Ok I've seen many similar questions but crawling over the answers couldn't make my trigger error free!
Result I need is: Whenever a new value is inserted in the database table temp_pool, it triggers and if the new address is not equal to the previous address value with the same dev_id as that of this NEW.dev_id insert the new values to location table.
好的,我已经看过很多类似的问题,但爬过答案无法使我的触发器无错误!我需要的结果是:每当在数据库表temp_pool中插入新值时,它就会触发,如果新地址不等于先前的地址值,并且与此NEW.dev_id具有相同的dev_id,则将新值插入位置表。
Here is the query (sample):
这是查询(示例):
CREATE TRIGGER filter
after insert on geo.temp_pool
for each row
BEGIN
DECLARE OLD_ADDR VARCHAR(2048);
OLD_AADR = select address from temp_pool where dev_id like NEW.dev_id
order by date desc, time desc limit 1;
IF (OLD_ADDR != NEW.address) THEN
INSERT INTO a3380361_geo.location
VALUES (NEW.dev_id,NEW.address,NEW.lat,NEW.lng,NEW.date,NEW.time);
END IF;
END
$$
I am using the phpMyAdmin editor and set the delimiter to $$.

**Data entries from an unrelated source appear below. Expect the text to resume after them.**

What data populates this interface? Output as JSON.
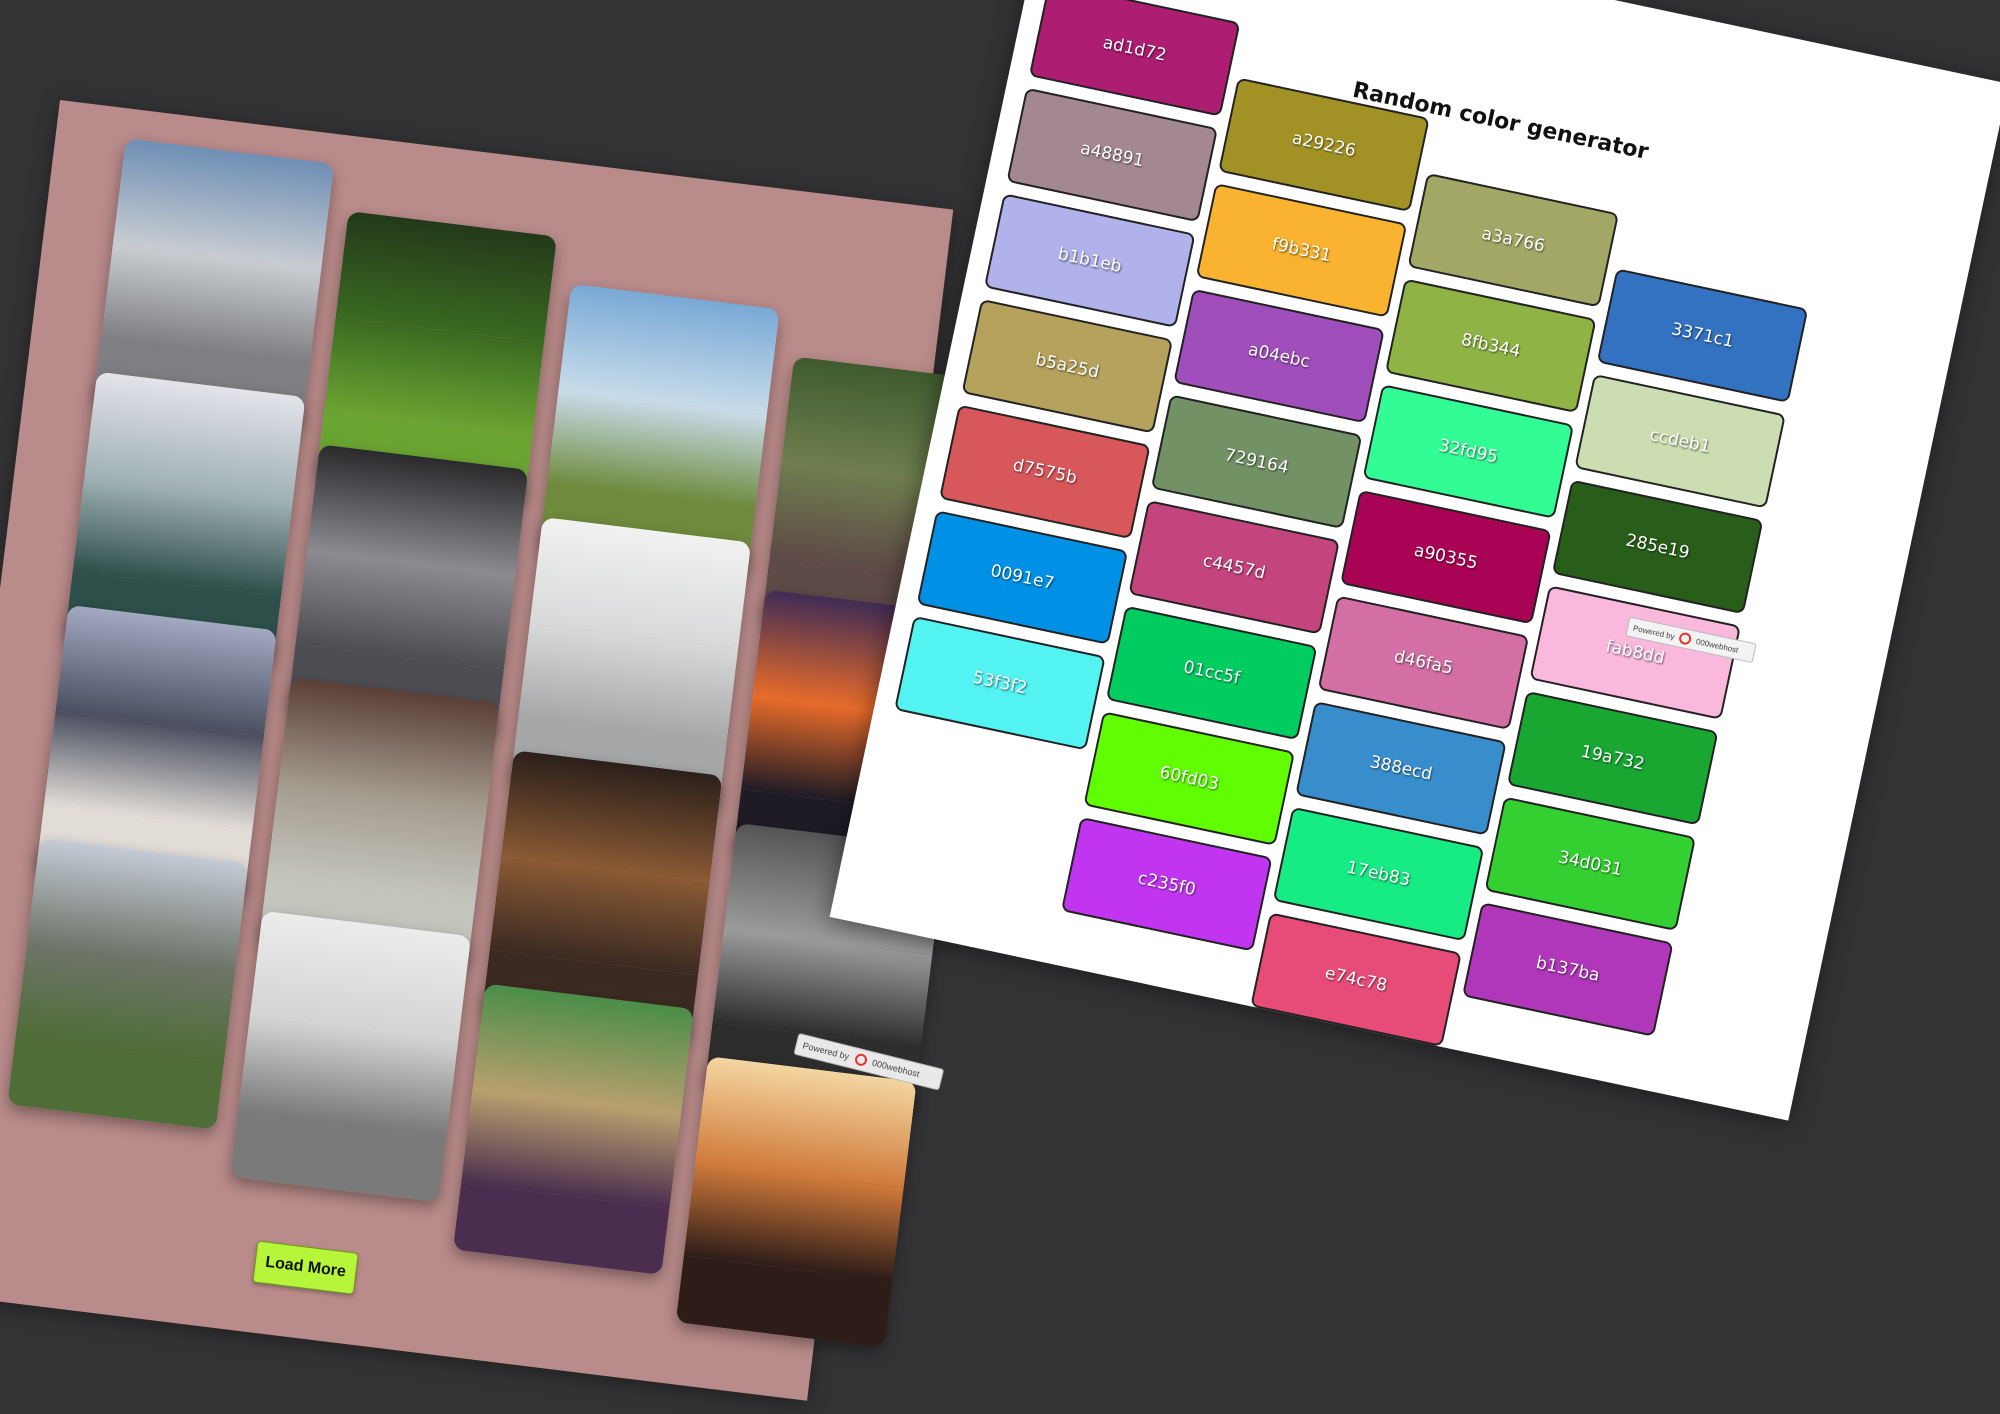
{
  "gallery": {
    "load_more_label": "Load More",
    "powered_by": "Powered by",
    "host_name": "000webhost",
    "photos": [
      {
        "name": "photo-snowy-mountains",
        "colors": [
          "#6e8fb5",
          "#c9cdd2",
          "#7e7f82"
        ]
      },
      {
        "name": "photo-forest",
        "colors": [
          "#23391a",
          "#3a6a21",
          "#6aa431"
        ]
      },
      {
        "name": "photo-pineapple-field",
        "colors": [
          "#79a9d6",
          "#c8dcea",
          "#6f8a3c"
        ]
      },
      {
        "name": "photo-green-path",
        "colors": [
          "#3f5b2e",
          "#6f7e4e",
          "#5e4a47"
        ]
      },
      {
        "name": "photo-foggy-lake",
        "colors": [
          "#e3e4ea",
          "#9fb0b3",
          "#2e4f4a"
        ]
      },
      {
        "name": "photo-water-drops",
        "colors": [
          "#2a2a2d",
          "#8b8b90",
          "#4d4d52"
        ]
      },
      {
        "name": "photo-sea-buoy",
        "colors": [
          "#f1f1f1",
          "#d8d9da",
          "#a6a7a8"
        ]
      },
      {
        "name": "photo-sunset-coast",
        "colors": [
          "#3f2c55",
          "#e86b2a",
          "#1e1b25"
        ]
      },
      {
        "name": "photo-city-skyline",
        "colors": [
          "#a2a9c2",
          "#4a4f60",
          "#e1dcd6"
        ]
      },
      {
        "name": "photo-subway-floor",
        "colors": [
          "#5b3f36",
          "#a49b8f",
          "#c3c5bd"
        ]
      },
      {
        "name": "photo-cafe-interior",
        "colors": [
          "#2b1f1a",
          "#8a5a34",
          "#3b2a22"
        ]
      },
      {
        "name": "photo-bw-building",
        "colors": [
          "#555555",
          "#9b9b9b",
          "#2d2d2d"
        ]
      },
      {
        "name": "photo-castle",
        "colors": [
          "#c4cbd6",
          "#6d7468",
          "#4f6d37"
        ]
      },
      {
        "name": "photo-flatlay-gadgets",
        "colors": [
          "#ececec",
          "#d3d3d3",
          "#7a7a7a"
        ]
      },
      {
        "name": "photo-colorful-cafe",
        "colors": [
          "#4a8d48",
          "#b9a06e",
          "#4b2e4f"
        ]
      },
      {
        "name": "photo-train-sunset",
        "colors": [
          "#f4d6a1",
          "#d07a3a",
          "#2d1c18"
        ]
      }
    ]
  },
  "color_generator": {
    "title": "Random color generator",
    "powered_by": "Powered by",
    "host_name": "000webhost",
    "swatches": [
      {
        "label": "ad1d72",
        "color": "#ad1d72"
      },
      {
        "label": "a29226",
        "color": "#a29226"
      },
      {
        "label": "a48891",
        "color": "#a48891"
      },
      {
        "label": "a3a766",
        "color": "#a3a766"
      },
      {
        "label": "f9b331",
        "color": "#f9b331"
      },
      {
        "label": "3371c1",
        "color": "#3371c1"
      },
      {
        "label": "b1b1eb",
        "color": "#b1b1eb"
      },
      {
        "label": "8fb344",
        "color": "#8fb344"
      },
      {
        "label": "a04ebc",
        "color": "#a04ebc"
      },
      {
        "label": "ccdeb1",
        "color": "#ccdeb1"
      },
      {
        "label": "b5a25d",
        "color": "#b5a25d"
      },
      {
        "label": "32fd95",
        "color": "#32fd95"
      },
      {
        "label": "729164",
        "color": "#729164"
      },
      {
        "label": "285e19",
        "color": "#285e19"
      },
      {
        "label": "d7575b",
        "color": "#d7575b"
      },
      {
        "label": "a90355",
        "color": "#a90355"
      },
      {
        "label": "c4457d",
        "color": "#c4457d"
      },
      {
        "label": "fab8dd",
        "color": "#fab8dd"
      },
      {
        "label": "0091e7",
        "color": "#0091e7"
      },
      {
        "label": "d46fa5",
        "color": "#d46fa5"
      },
      {
        "label": "01cc5f",
        "color": "#01cc5f"
      },
      {
        "label": "19a732",
        "color": "#19a732"
      },
      {
        "label": "53f3f2",
        "color": "#53f3f2"
      },
      {
        "label": "388ecd",
        "color": "#388ecd"
      },
      {
        "label": "60fd03",
        "color": "#60fd03"
      },
      {
        "label": "34d031",
        "color": "#34d031"
      },
      {
        "label": "17eb83",
        "color": "#17eb83"
      },
      {
        "label": "c235f0",
        "color": "#c235f0"
      },
      {
        "label": "b137ba",
        "color": "#b137ba"
      },
      {
        "label": "e74c78",
        "color": "#e74c78"
      }
    ]
  }
}
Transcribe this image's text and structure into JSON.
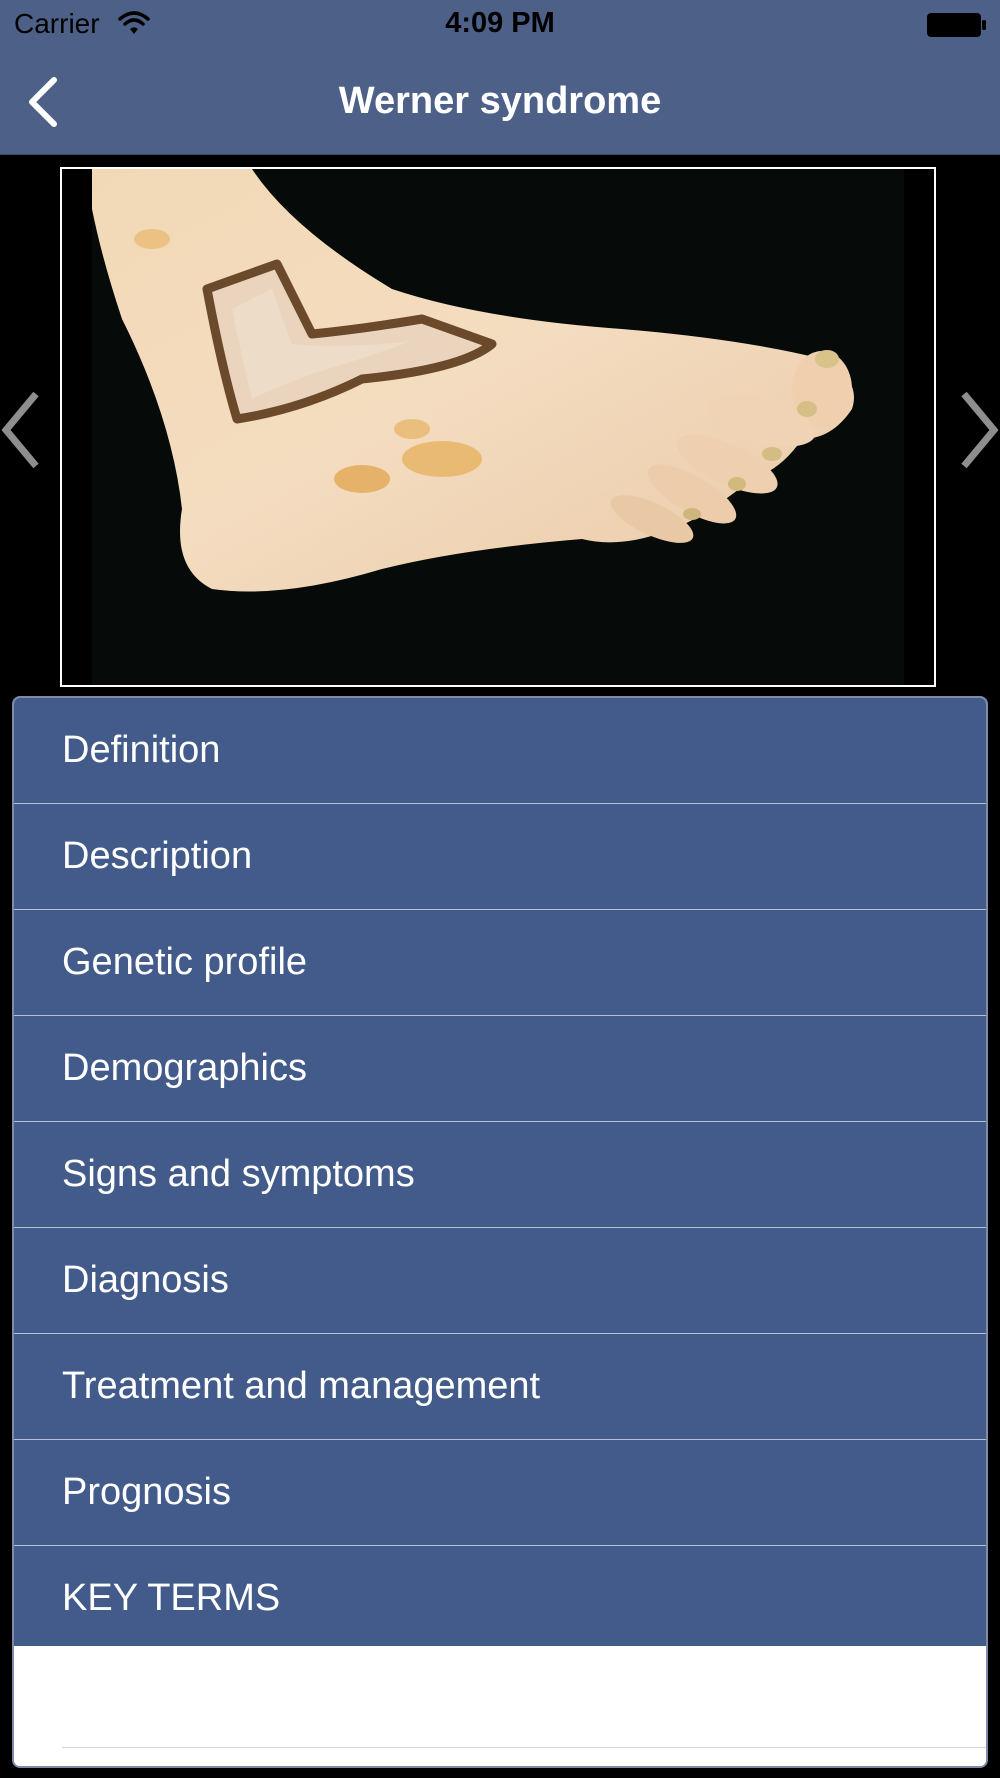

我正在使用phpMyAdmin编辑器并将分隔符设置为$$。
The error that I am getting is:
我得到的错误是:
1064 - You have an error in your SQL syntax; check the manual that corresponds to your MySQL server version for the right syntax to use near '= select address from temp_pool where 1 order by date desc, time desc limit 1; ' at line 5
I strongly believe that there is some problem with assigning values from SELECT to a variable [OLD_ADDR], so is there any way to solve my issue?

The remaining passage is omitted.